Is it possible to truncate AES output and keep uniqueness (no decryption needed)?

Question

I would like to hash numbers less than 1000000000, so generally they could be stored on 30 bits. The aim is to obtain numbers that are not reversible, so my initial plan was to use SHA256 (with some salt). However, I would like to keep the output as short as possible, but I want to be sure that there are no collisions. Hash functions do not guarantee me that-- especially when I truncate their output. Probably I could check if there are collisions for my numbers, but maybe there is some better way?

Is it possible to reduce the size of the output of AES and keep uniqueness-- assuming that I don't need to decrypt and it is even desired to not be able to do so? Maybe divide each output into four parts and XOR all of them to get a 32-bit output?

Answer 1

For the parameters you gave, the birthday paradox will kick in and you will get collisions, since the set of integers you want to process is much larger than $\sqrt{2^{30}}$.

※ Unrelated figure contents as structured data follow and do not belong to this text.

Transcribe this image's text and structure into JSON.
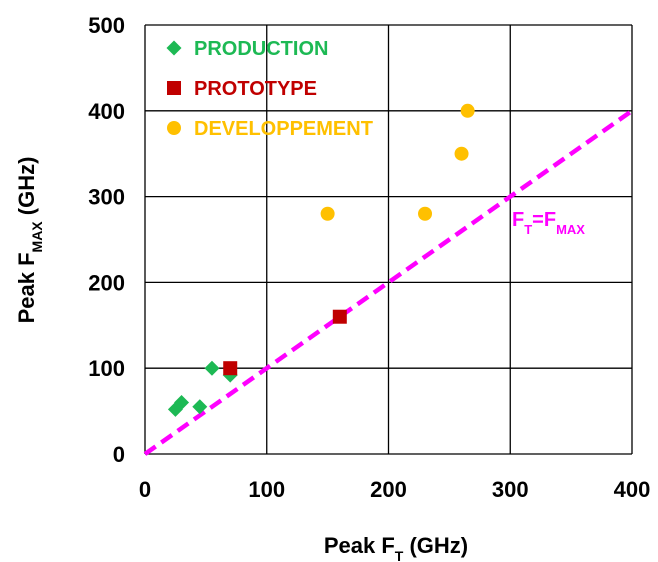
{
  "chart_data": {
    "type": "scatter",
    "x_axis": {
      "label": "Peak F",
      "label_sub": "T",
      "label_suffix": " (GHz)",
      "range": [
        0,
        400
      ],
      "ticks": [
        "0",
        "100",
        "200",
        "300",
        "400"
      ]
    },
    "y_axis": {
      "label": "Peak F",
      "label_sub": "MAX",
      "label_suffix": " (GHz)",
      "range": [
        0,
        500
      ],
      "ticks": [
        "0",
        "100",
        "200",
        "300",
        "400",
        "500"
      ]
    },
    "grid": true,
    "legend_position": "top-left",
    "series": [
      {
        "name": "PRODUCTION",
        "marker": "diamond",
        "color": "#1DB954",
        "points": [
          [
            25,
            52
          ],
          [
            30,
            60
          ],
          [
            45,
            55
          ],
          [
            55,
            100
          ],
          [
            70,
            92
          ]
        ]
      },
      {
        "name": "PROTOTYPE",
        "marker": "square",
        "color": "#C00000",
        "points": [
          [
            70,
            100
          ],
          [
            160,
            160
          ]
        ]
      },
      {
        "name": "DEVELOPPEMENT",
        "marker": "circle",
        "color": "#FFC000",
        "points": [
          [
            150,
            280
          ],
          [
            230,
            280
          ],
          [
            260,
            350
          ],
          [
            265,
            400
          ]
        ]
      }
    ],
    "reference_line": {
      "from": [
        0,
        0
      ],
      "to": [
        400,
        400
      ],
      "color": "#FF00FF",
      "style": "dashed"
    },
    "annotation": {
      "main": "F",
      "sub1": "T",
      "eq": "=F",
      "sub2": "MAX",
      "color": "#FF00FF"
    }
  }
}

A very simple countermeasure would be for input $x_k$ to use bits $(y_{k,1}\ldots,y_{k,30})$ of the AES output $$ (y_{k,1}\ldots,y_{k,128}):=AES_K(x_k) $$ (for a fixed randomly chosen secret key $K$, you can use some fixed padding on $x$ if you wish).

Say you you have processed $x_1,x_2,\ldots,x_m$ with no collision and placed the outputs $$ (y_{1,1}\ldots,y_{1,30}),\ldots, (y_{m,1}\ldots,y_{m,30}), $$ in a sorted list. Say $(y_{m+1,1}\ldots,y_{m+1,30})$ collides with a previously chosen output vector. Then keep checking $$ (y_{m+1,j},\ldots,y_{m+1,j+29}),\quad j\geq 2, $$ until you get a 30 bit pattern that doesn't collide with that vector. Due to the good randomness properties of AES this will succeed in a few iterations after each collision, with high probability.

You can then store the cordinate index $j_x$ used to generate this vector together with $x_{m+1}$ if reproducibility is required.